There are at least three vectors – the representation, exchange semantics and a processing model. If we keep them lightweight, even OWL-Lite should work; I do not think we need the decidability and completeness.
Cheers
<k/>
Hi Mark, good to hear from you again!
Come on now…we both know that “broad adoption” is a very arguable statement. If CIM is so widely adopted then let’s compare the number of CIM clients to the non-CIM clients out there. Where’s the customer demand? Don’t have any customers saying “give me some more of that CIM”. If CIM is so widely adopted, why is management interoperability still a problem in almost every data center? As for “broad agreement”, it’s easy to claim that when the specification is opaque or optional in many places. You know as well as I do that when we can’t agree in the WGs, we define things more broadly and opaquely…at the sacrifice of interoperability.

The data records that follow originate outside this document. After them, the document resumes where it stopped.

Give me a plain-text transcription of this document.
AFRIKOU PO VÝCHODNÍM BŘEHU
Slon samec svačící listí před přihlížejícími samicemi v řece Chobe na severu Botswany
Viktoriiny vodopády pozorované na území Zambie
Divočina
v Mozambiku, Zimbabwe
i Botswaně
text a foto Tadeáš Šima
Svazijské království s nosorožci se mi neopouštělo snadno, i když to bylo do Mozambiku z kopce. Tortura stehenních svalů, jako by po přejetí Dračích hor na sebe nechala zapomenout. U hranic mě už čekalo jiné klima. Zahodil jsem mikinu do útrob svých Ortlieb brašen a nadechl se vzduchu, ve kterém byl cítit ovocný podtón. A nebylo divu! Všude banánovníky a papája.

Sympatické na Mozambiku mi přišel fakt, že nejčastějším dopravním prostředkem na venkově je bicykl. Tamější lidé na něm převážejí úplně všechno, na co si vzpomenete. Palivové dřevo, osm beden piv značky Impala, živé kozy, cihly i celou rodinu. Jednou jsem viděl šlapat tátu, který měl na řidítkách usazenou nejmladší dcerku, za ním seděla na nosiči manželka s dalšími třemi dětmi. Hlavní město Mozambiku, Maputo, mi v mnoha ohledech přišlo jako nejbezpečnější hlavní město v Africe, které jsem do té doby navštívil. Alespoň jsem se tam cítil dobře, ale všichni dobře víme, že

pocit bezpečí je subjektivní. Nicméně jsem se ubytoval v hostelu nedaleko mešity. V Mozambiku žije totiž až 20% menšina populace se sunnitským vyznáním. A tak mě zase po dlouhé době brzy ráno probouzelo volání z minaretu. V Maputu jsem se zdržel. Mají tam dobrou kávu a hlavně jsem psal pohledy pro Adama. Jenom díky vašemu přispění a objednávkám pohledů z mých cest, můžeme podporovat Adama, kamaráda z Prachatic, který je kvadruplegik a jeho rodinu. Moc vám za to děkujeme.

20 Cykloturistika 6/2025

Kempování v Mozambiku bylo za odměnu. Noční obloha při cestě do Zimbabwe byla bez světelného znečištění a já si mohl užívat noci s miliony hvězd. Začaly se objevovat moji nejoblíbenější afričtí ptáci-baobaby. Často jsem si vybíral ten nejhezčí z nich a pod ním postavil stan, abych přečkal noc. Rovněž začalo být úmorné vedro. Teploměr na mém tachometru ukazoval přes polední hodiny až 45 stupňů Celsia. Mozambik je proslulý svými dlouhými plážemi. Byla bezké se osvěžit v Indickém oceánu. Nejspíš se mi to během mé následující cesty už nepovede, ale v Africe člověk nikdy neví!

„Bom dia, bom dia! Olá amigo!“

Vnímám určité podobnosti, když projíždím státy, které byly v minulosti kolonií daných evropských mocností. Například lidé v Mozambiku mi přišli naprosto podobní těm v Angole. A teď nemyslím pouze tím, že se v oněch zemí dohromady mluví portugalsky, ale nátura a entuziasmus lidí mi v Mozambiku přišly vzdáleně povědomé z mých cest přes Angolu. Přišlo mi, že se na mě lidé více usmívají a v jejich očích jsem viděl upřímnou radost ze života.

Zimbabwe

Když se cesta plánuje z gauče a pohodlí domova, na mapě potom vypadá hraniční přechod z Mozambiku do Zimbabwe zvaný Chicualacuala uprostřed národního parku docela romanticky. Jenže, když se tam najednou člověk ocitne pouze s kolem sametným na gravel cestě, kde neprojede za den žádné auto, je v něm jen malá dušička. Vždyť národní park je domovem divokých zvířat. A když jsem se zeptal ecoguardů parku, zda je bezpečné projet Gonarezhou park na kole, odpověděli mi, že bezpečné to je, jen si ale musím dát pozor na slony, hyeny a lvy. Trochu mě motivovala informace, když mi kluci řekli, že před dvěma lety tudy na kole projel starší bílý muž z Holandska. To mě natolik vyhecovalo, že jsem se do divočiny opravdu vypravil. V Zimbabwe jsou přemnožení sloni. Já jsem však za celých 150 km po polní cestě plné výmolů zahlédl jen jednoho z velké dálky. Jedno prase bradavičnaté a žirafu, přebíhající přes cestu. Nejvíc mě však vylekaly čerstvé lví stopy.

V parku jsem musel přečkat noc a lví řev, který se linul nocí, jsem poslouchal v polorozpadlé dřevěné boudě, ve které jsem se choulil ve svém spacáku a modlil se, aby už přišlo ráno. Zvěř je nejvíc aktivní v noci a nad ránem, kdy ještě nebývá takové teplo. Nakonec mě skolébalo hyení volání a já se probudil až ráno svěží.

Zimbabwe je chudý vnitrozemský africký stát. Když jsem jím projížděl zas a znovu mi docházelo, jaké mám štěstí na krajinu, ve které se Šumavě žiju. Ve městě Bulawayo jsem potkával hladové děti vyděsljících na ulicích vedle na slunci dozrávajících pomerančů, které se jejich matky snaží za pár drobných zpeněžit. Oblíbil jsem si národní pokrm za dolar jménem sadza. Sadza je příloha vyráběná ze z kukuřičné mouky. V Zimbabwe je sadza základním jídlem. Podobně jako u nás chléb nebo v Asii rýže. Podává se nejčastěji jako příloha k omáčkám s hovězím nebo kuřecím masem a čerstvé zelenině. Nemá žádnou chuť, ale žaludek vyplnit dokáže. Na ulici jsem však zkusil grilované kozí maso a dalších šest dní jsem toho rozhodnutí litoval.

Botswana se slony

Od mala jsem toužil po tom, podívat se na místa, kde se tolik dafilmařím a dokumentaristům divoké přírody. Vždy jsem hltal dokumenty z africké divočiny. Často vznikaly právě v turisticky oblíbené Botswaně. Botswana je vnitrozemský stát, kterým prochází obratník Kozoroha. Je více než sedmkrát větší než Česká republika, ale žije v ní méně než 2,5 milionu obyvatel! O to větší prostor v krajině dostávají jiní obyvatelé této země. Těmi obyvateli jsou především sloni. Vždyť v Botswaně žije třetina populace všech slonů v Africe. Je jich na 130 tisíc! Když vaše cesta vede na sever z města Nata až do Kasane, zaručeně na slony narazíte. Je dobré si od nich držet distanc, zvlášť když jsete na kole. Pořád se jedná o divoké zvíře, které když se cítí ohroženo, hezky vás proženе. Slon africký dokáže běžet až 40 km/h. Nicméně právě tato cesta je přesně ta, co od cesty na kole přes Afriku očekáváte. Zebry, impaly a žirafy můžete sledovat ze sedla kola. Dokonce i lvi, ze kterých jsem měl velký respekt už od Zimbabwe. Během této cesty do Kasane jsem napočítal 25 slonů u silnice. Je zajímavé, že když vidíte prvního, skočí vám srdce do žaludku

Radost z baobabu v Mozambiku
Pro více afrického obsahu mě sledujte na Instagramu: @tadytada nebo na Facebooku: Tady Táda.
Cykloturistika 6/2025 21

What I don’t understand is why we have to boil the ocean just to describe a service. Do we have to define the entire set of objects and attributes that every PaaS vendor might need to describe his service before we can attain interoperability? Or, can we create a single object definition that any application can understand and enables providers to plug in the own data model? The latter has a better track record to interoperability amongst management protocols.